Agnes: Not totally, because when you use that example I thought about what you said another time, to choose your friends carefully. So you know, there are certain people I don’t want to…
Ken: And that’s a very good point. We choose our friends carefully, and that’s an instruction from the 37 Practices of a Bodhisattva, because that’s part of creating an environment and a situation in our lives that’s conducive to our practice. But as our practice matures, then we can start pushing limits. Theoretically, you can learn how to wind surf in a hurricane, but in practice it’s probably a little difficult.
I know that in one…I don’t think it was Katrina, but there were a couple of other hurricanes in Florida, and people were going out, they wanted to surf in them. If you can imagine, but they did. But those are people at a very, very high level of skill. So when we’re in the beginning stages of practice we want to create an environment in which we can actually develop ability. As ability develops then we want to exercise that ability and extend it into new areas of life, and that’s what this probing and testing is about. Okay? It’s the same way with physical exercise. If you hadn’t done any physical exercise for a long time you wouldn’t think of hiking, okay, Mt. Everest, take an extreme example. That’s something that you would work up to, right? It’s the same idea. Okay. Carolyn, then Leslie.
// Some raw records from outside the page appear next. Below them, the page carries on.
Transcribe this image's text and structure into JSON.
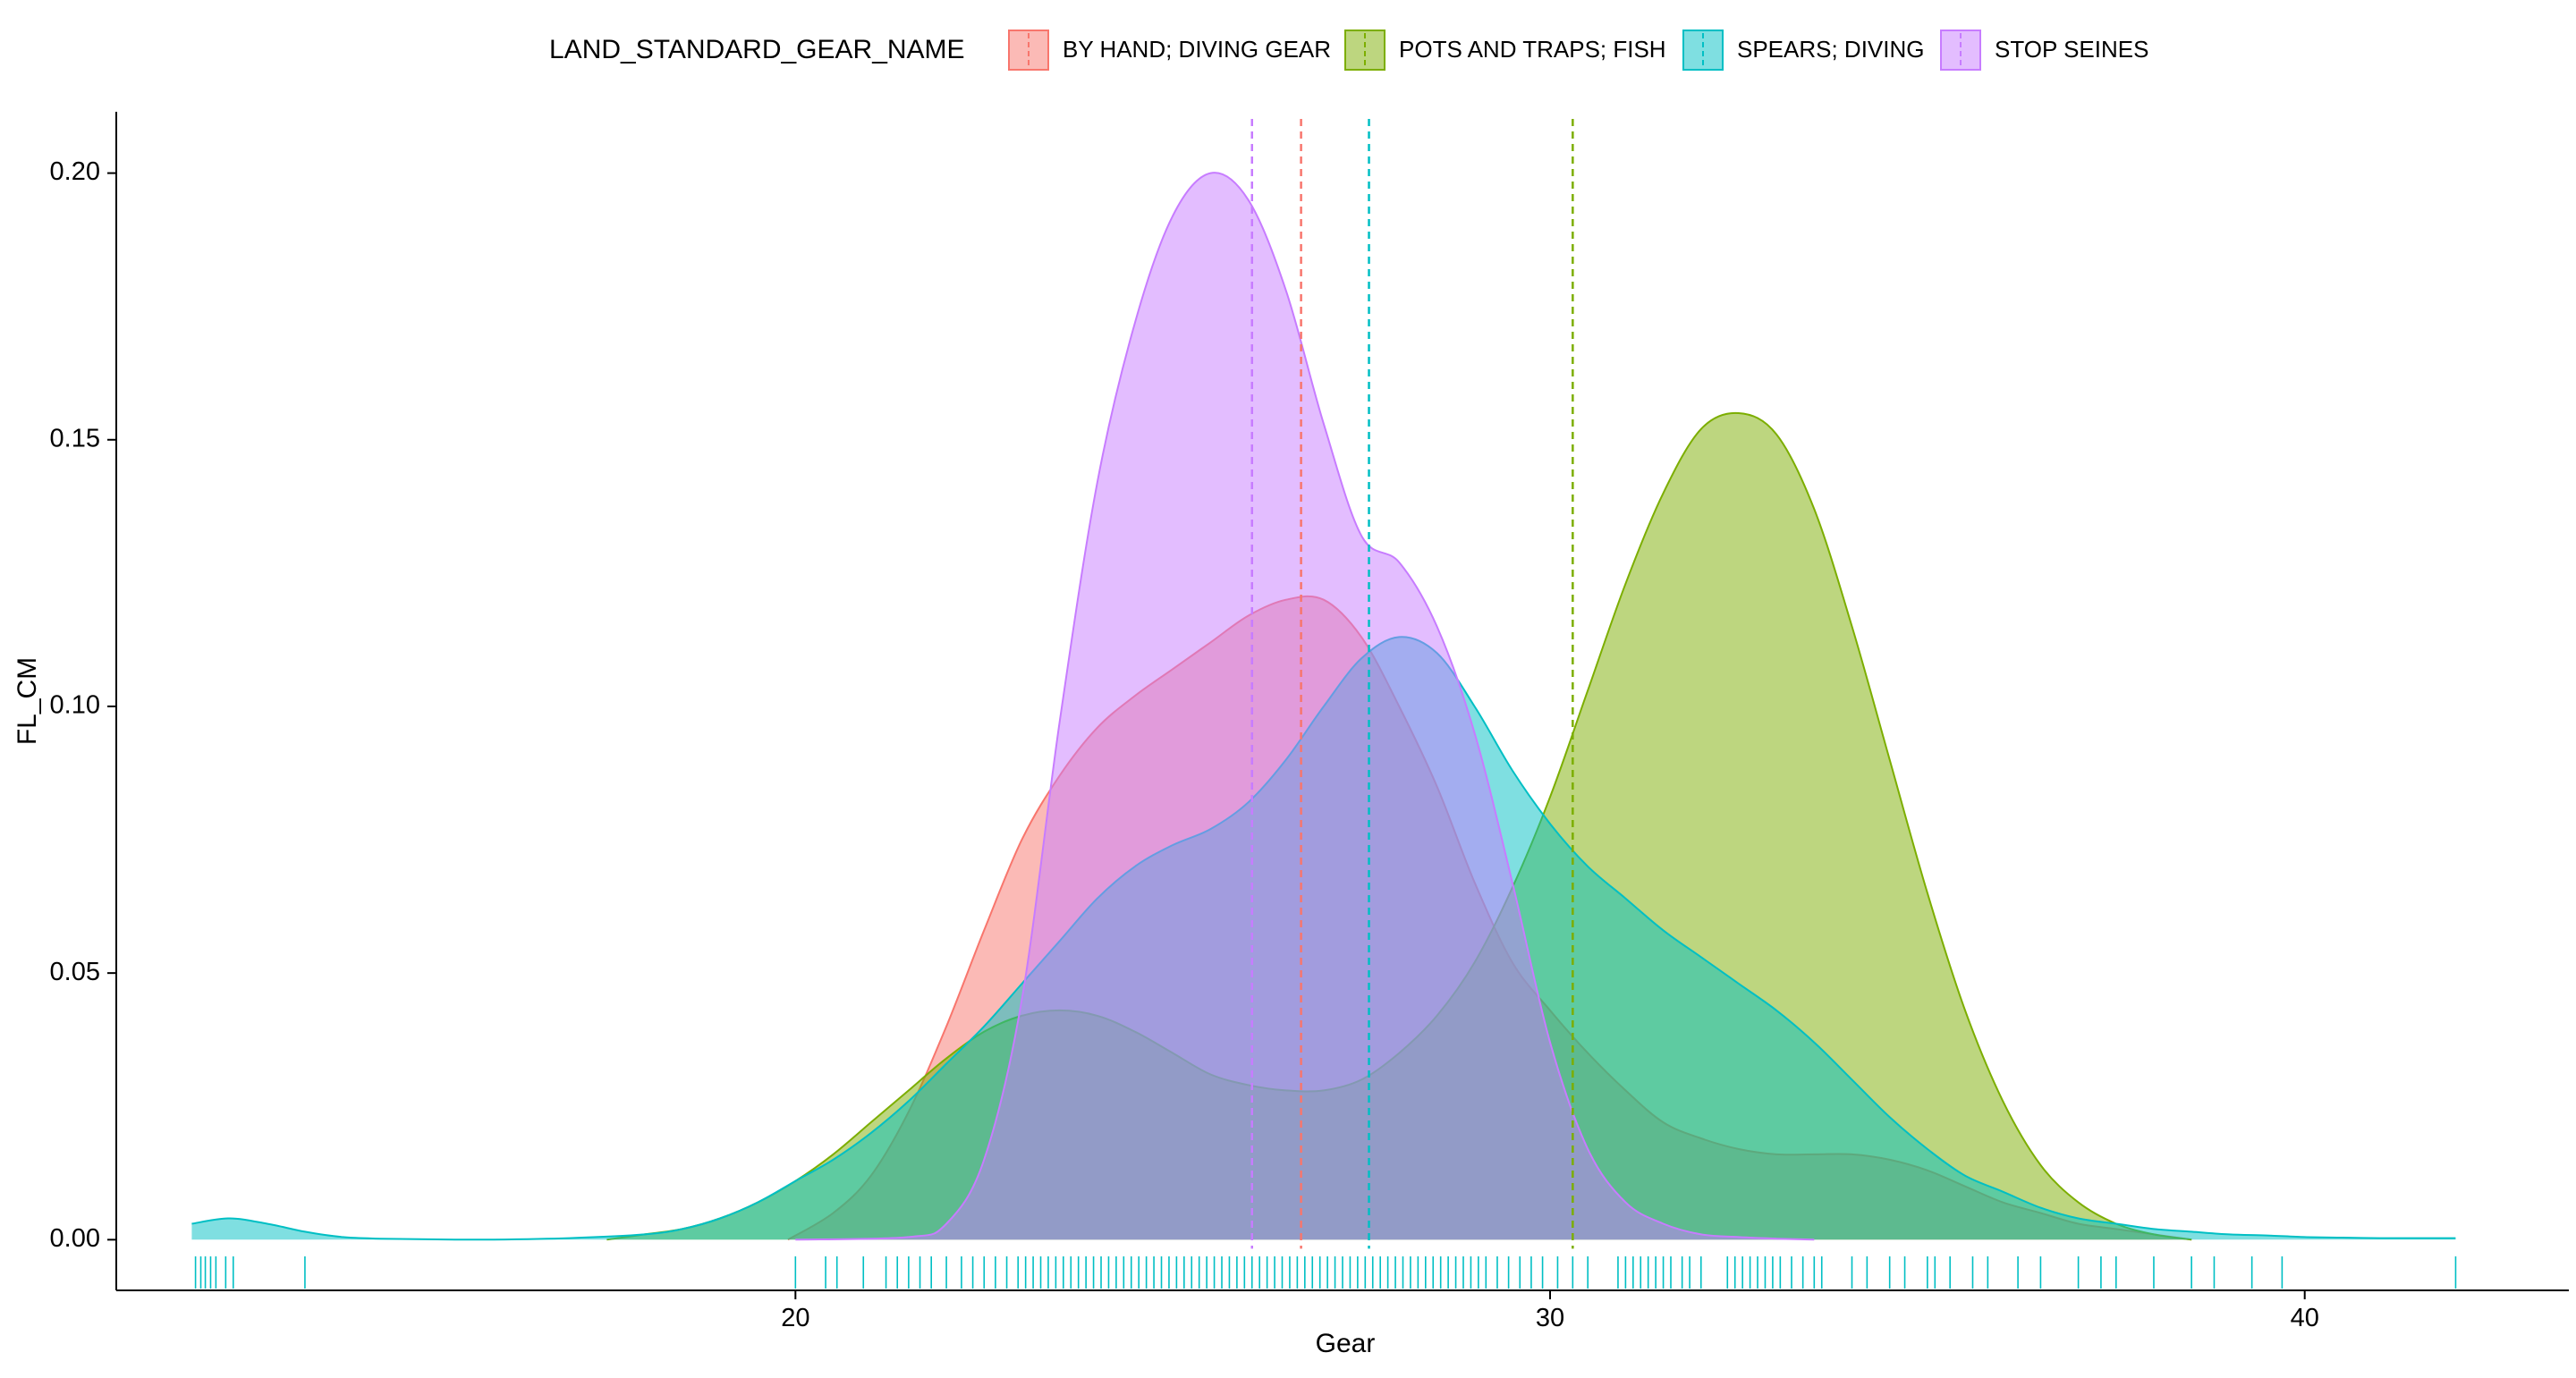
{
  "chart_data": {
    "type": "area",
    "subtype": "density",
    "title": "",
    "xlabel": "Gear",
    "ylabel": "FL_CM",
    "xlim": [
      11.0,
      43.5
    ],
    "ylim": [
      -0.0095,
      0.2115
    ],
    "x_ticks": [
      20,
      30,
      40
    ],
    "y_ticks": [
      0.0,
      0.05,
      0.1,
      0.15,
      0.2
    ],
    "x_tick_labels": [
      "20",
      "30",
      "40"
    ],
    "y_tick_labels": [
      "0.00",
      "0.05",
      "0.10",
      "0.15",
      "0.20"
    ],
    "grid": false,
    "legend": {
      "title": "LAND_STANDARD_GEAR_NAME",
      "position": "top",
      "entries": [
        "BY HAND; DIVING GEAR",
        "POTS AND TRAPS; FISH",
        "SPEARS; DIVING",
        "STOP SEINES"
      ]
    },
    "series": [
      {
        "name": "BY HAND; DIVING GEAR",
        "color": "#F8766D",
        "mean": 26.7,
        "x": [
          19.9,
          20.5,
          21.0,
          21.5,
          22.0,
          22.5,
          23.0,
          23.5,
          24.0,
          24.5,
          25.0,
          25.5,
          26.0,
          26.5,
          27.0,
          27.5,
          28.0,
          28.5,
          29.0,
          29.5,
          30.0,
          30.5,
          31.0,
          31.5,
          32.0,
          32.5,
          33.0,
          33.5,
          34.0,
          34.5,
          35.0,
          35.5,
          36.0,
          36.5,
          37.0,
          37.5,
          38.0,
          38.5
        ],
        "y": [
          0.0,
          0.005,
          0.012,
          0.024,
          0.04,
          0.058,
          0.075,
          0.087,
          0.096,
          0.102,
          0.107,
          0.112,
          0.117,
          0.12,
          0.12,
          0.113,
          0.1,
          0.085,
          0.067,
          0.052,
          0.043,
          0.035,
          0.028,
          0.022,
          0.019,
          0.017,
          0.016,
          0.016,
          0.016,
          0.015,
          0.013,
          0.01,
          0.007,
          0.005,
          0.003,
          0.002,
          0.001,
          0.0
        ]
      },
      {
        "name": "POTS AND TRAPS; FISH",
        "color": "#7CAE00",
        "mean": 30.3,
        "x": [
          17.5,
          18.0,
          18.5,
          19.0,
          19.5,
          20.0,
          20.5,
          21.0,
          21.5,
          22.0,
          22.5,
          23.0,
          23.5,
          24.0,
          24.5,
          25.0,
          25.5,
          26.0,
          26.5,
          27.0,
          27.5,
          28.0,
          28.5,
          29.0,
          29.5,
          30.0,
          30.5,
          31.0,
          31.5,
          32.0,
          32.5,
          33.0,
          33.5,
          34.0,
          34.5,
          35.0,
          35.5,
          36.0,
          36.5,
          37.0,
          37.5,
          38.0,
          38.5
        ],
        "y": [
          0.0,
          0.001,
          0.002,
          0.004,
          0.007,
          0.011,
          0.016,
          0.022,
          0.028,
          0.034,
          0.039,
          0.042,
          0.043,
          0.042,
          0.039,
          0.035,
          0.031,
          0.029,
          0.028,
          0.028,
          0.03,
          0.035,
          0.042,
          0.052,
          0.066,
          0.083,
          0.103,
          0.123,
          0.14,
          0.152,
          0.155,
          0.151,
          0.137,
          0.115,
          0.09,
          0.065,
          0.043,
          0.026,
          0.014,
          0.007,
          0.003,
          0.001,
          0.0
        ]
      },
      {
        "name": "SPEARS; DIVING",
        "color": "#00BFC4",
        "mean": 27.6,
        "x": [
          12.0,
          12.5,
          13.0,
          13.5,
          14.0,
          14.5,
          15.0,
          15.5,
          16.0,
          17.0,
          18.0,
          18.5,
          19.0,
          19.5,
          20.0,
          20.5,
          21.0,
          21.5,
          22.0,
          22.5,
          23.0,
          23.5,
          24.0,
          24.5,
          25.0,
          25.5,
          26.0,
          26.5,
          27.0,
          27.5,
          28.0,
          28.5,
          29.0,
          29.5,
          30.0,
          30.5,
          31.0,
          31.5,
          32.0,
          32.5,
          33.0,
          33.5,
          34.0,
          34.5,
          35.0,
          35.5,
          36.0,
          36.5,
          37.0,
          37.5,
          38.0,
          38.5,
          39.0,
          39.5,
          40.0,
          40.5,
          41.0,
          41.5,
          42.0
        ],
        "y": [
          0.003,
          0.004,
          0.003,
          0.0015,
          0.0005,
          0.0002,
          0.0001,
          0.0,
          0.0,
          0.0003,
          0.001,
          0.002,
          0.004,
          0.007,
          0.011,
          0.015,
          0.02,
          0.026,
          0.033,
          0.04,
          0.048,
          0.056,
          0.064,
          0.07,
          0.074,
          0.077,
          0.082,
          0.09,
          0.1,
          0.109,
          0.113,
          0.11,
          0.1,
          0.088,
          0.078,
          0.07,
          0.064,
          0.058,
          0.053,
          0.048,
          0.043,
          0.037,
          0.03,
          0.023,
          0.017,
          0.012,
          0.009,
          0.006,
          0.004,
          0.003,
          0.002,
          0.0015,
          0.001,
          0.0008,
          0.0005,
          0.0004,
          0.0003,
          0.0003,
          0.0003
        ]
      },
      {
        "name": "STOP SEINES",
        "color": "#C77CFF",
        "mean": 26.05,
        "x": [
          20.0,
          21.5,
          22.0,
          22.5,
          23.0,
          23.5,
          24.0,
          24.5,
          25.0,
          25.5,
          26.0,
          26.5,
          27.0,
          27.5,
          28.0,
          28.5,
          29.0,
          29.5,
          30.0,
          30.5,
          31.0,
          31.5,
          32.0,
          32.5,
          33.0,
          33.5
        ],
        "y": [
          0.0,
          0.0005,
          0.003,
          0.015,
          0.045,
          0.097,
          0.142,
          0.172,
          0.192,
          0.2,
          0.195,
          0.178,
          0.153,
          0.132,
          0.127,
          0.115,
          0.095,
          0.067,
          0.037,
          0.017,
          0.007,
          0.003,
          0.001,
          0.0005,
          0.0002,
          0.0
        ]
      }
    ],
    "rug": {
      "color": "#00BFC4",
      "x": [
        12.05,
        12.12,
        12.18,
        12.25,
        12.32,
        12.45,
        12.55,
        13.5,
        20.0,
        20.4,
        20.55,
        20.9,
        21.2,
        21.35,
        21.5,
        21.65,
        21.8,
        22.0,
        22.2,
        22.35,
        22.5,
        22.65,
        22.8,
        22.95,
        23.05,
        23.15,
        23.25,
        23.35,
        23.45,
        23.55,
        23.65,
        23.75,
        23.85,
        23.95,
        24.05,
        24.15,
        24.25,
        24.35,
        24.45,
        24.55,
        24.65,
        24.75,
        24.85,
        24.95,
        25.05,
        25.15,
        25.25,
        25.35,
        25.45,
        25.55,
        25.65,
        25.75,
        25.85,
        25.95,
        26.05,
        26.15,
        26.25,
        26.35,
        26.45,
        26.55,
        26.65,
        26.75,
        26.85,
        26.95,
        27.05,
        27.15,
        27.25,
        27.35,
        27.45,
        27.55,
        27.65,
        27.75,
        27.85,
        27.95,
        28.05,
        28.15,
        28.25,
        28.35,
        28.45,
        28.55,
        28.65,
        28.75,
        28.85,
        28.95,
        29.05,
        29.15,
        29.3,
        29.45,
        29.6,
        29.75,
        29.9,
        30.1,
        30.3,
        30.5,
        30.9,
        31.0,
        31.1,
        31.2,
        31.3,
        31.4,
        31.5,
        31.6,
        31.75,
        31.85,
        32.0,
        32.35,
        32.45,
        32.55,
        32.65,
        32.75,
        32.85,
        32.95,
        33.05,
        33.2,
        33.35,
        33.5,
        33.6,
        34.0,
        34.2,
        34.5,
        34.7,
        35.0,
        35.1,
        35.3,
        35.6,
        35.8,
        36.2,
        36.5,
        37.0,
        37.3,
        37.5,
        38.0,
        38.5,
        38.8,
        39.3,
        39.7,
        42.0
      ]
    }
  }
}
Carolyn: I would really appreciate it if you’d give a little bit more about that saying, The illusion of choice is an indication of a lack of freedom. You know, because the word choose and choice is in here all the time in the speech, and, you know, I don’t think I really understand this.
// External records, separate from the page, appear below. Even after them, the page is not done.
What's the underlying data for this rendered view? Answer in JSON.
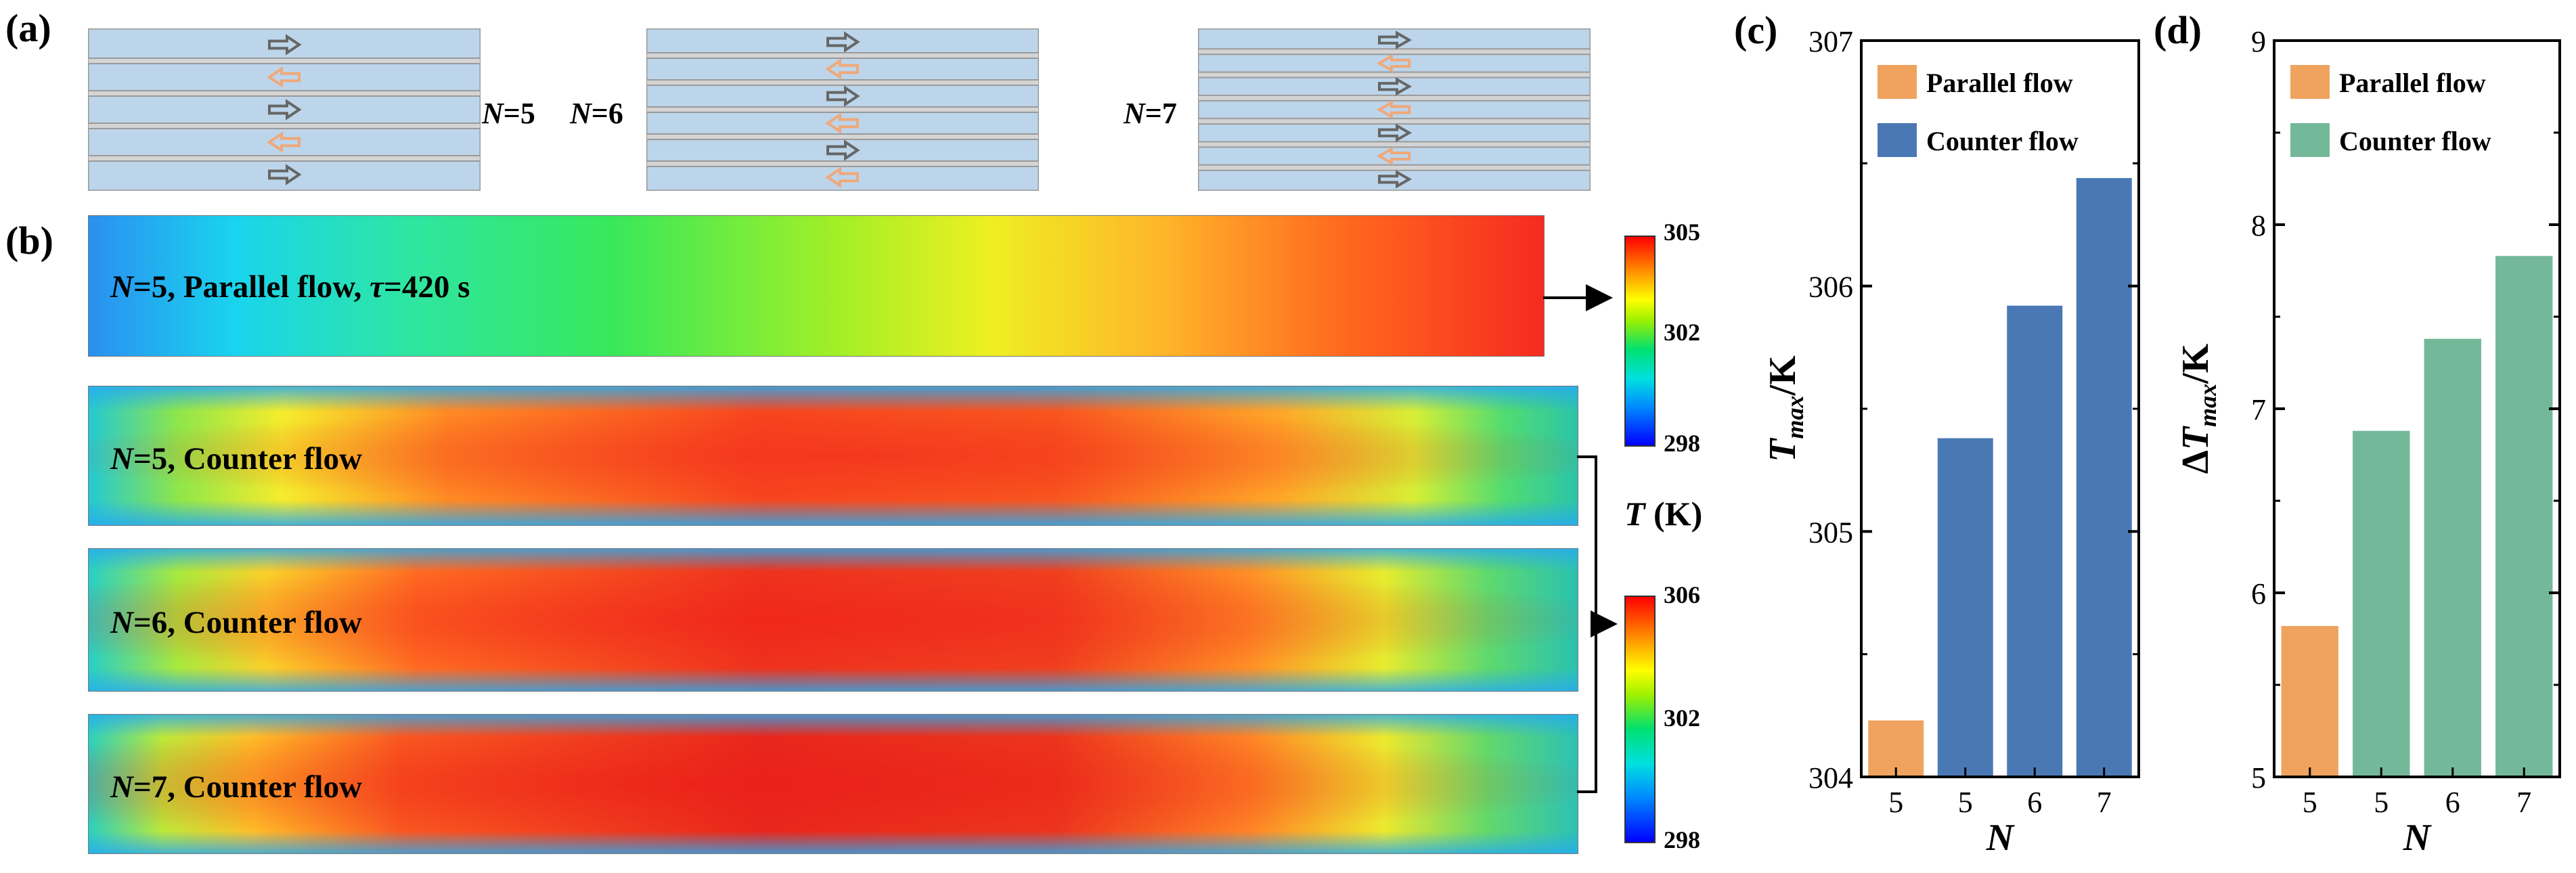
{
  "panel_a": {
    "label": "(a)",
    "configs": [
      {
        "n_symbol": "N",
        "n_value": "=5",
        "arrows": [
          "right",
          "left",
          "right",
          "left",
          "right"
        ]
      },
      {
        "n_symbol": "N",
        "n_value": "=6",
        "arrows": [
          "right",
          "left",
          "right",
          "left",
          "right",
          "left"
        ]
      },
      {
        "n_symbol": "N",
        "n_value": "=7",
        "arrows": [
          "right",
          "left",
          "right",
          "left",
          "right",
          "left",
          "right"
        ]
      }
    ],
    "colors": {
      "channel": "#bcd5ea",
      "wall": "#9a9a9a",
      "arrow_right": "#666666",
      "arrow_left": "#f0a878"
    }
  },
  "panel_b": {
    "label": "(b)",
    "maps": [
      {
        "n_symbol": "N",
        "n_rest": "=5, Parallel flow, ",
        "tau_symbol": "τ",
        "tau_rest": "=420 s"
      },
      {
        "n_symbol": "N",
        "n_rest": "=5, Counter flow"
      },
      {
        "n_symbol": "N",
        "n_rest": "=6, Counter flow"
      },
      {
        "n_symbol": "N",
        "n_rest": "=7, Counter flow"
      }
    ],
    "colorbar_top": {
      "max": "305",
      "mid": "302",
      "min": "298"
    },
    "colorbar_bottom": {
      "max": "306",
      "mid": "302",
      "min": "298"
    },
    "unit_symbol": "T",
    "unit_rest": " (K)"
  },
  "chart_data": [
    {
      "type": "bar",
      "panel_label": "(c)",
      "title": "",
      "xlabel": "N",
      "ylabel_main": "T",
      "ylabel_sub": "max",
      "ylabel_unit": "/K",
      "ylim": [
        304,
        307
      ],
      "yticks": [
        "304",
        "305",
        "306",
        "307"
      ],
      "categories": [
        "5",
        "5",
        "6",
        "7"
      ],
      "values": [
        304.23,
        305.38,
        305.92,
        306.44
      ],
      "bar_series": [
        "Parallel flow",
        "Counter flow",
        "Counter flow",
        "Counter flow"
      ],
      "series": [
        {
          "name": "Parallel flow",
          "color": "#f0a35e"
        },
        {
          "name": "Counter flow",
          "color": "#4a78b5"
        }
      ],
      "legend": "top-left"
    },
    {
      "type": "bar",
      "panel_label": "(d)",
      "title": "",
      "xlabel": "N",
      "ylabel_prefix": "Δ",
      "ylabel_main": "T",
      "ylabel_sub": "max",
      "ylabel_unit": "/K",
      "ylim": [
        5,
        9
      ],
      "yticks": [
        "5",
        "6",
        "7",
        "8",
        "9"
      ],
      "categories": [
        "5",
        "5",
        "6",
        "7"
      ],
      "values": [
        5.82,
        6.88,
        7.38,
        7.83
      ],
      "bar_series": [
        "Parallel flow",
        "Counter flow",
        "Counter flow",
        "Counter flow"
      ],
      "series": [
        {
          "name": "Parallel flow",
          "color": "#f0a35e"
        },
        {
          "name": "Counter flow",
          "color": "#74b89a"
        }
      ],
      "legend": "top-left"
    }
  ]
}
Ken: Okay. What’s your profession?
Carolyn: Caretaker of my mom right now. I’m retired.
Ken: Okay. What did you do before that?
Carolyn: A myriad of things.
Ken: Okay, what’s one of them you were good at?
Carolyn: I was a program director for an international program.
Ken: Okay. As a program director you acquired a lot of experience, and situations would arise. I’d imagine that either your colleagues or your subordinates or whomever, would say, “Well, why don’t we do x, and why don’t we do y, and why don’t we do z?” But because of your experience you knew none of those were viable options, right? You could say, “No, this is the only thing that we can do here.”
Carolyn: Mmm-hmm.
Ken: The illusion of choice—the indication of a lack of freedom. To your colleagues or your subordinates, who didn’t have as much experience, they had the illusion of choice.
Carolyn: But how did that relate to their lack of freedom?
Ken: The more completely you understand a situation, the more free you are. Not to…
Carolyn: To act in the right way?
Ken: Exactly.
Carolyn: Okay. Yeah.
Ken: Okay?
Carolyn: Yes. Thank you.
Ken: Leslie, you had a question?
Leslie: I’ll save it for…
Ken: Okay. We should close here we’re a bit late, so who’s on han today? Okay, could you start immediately?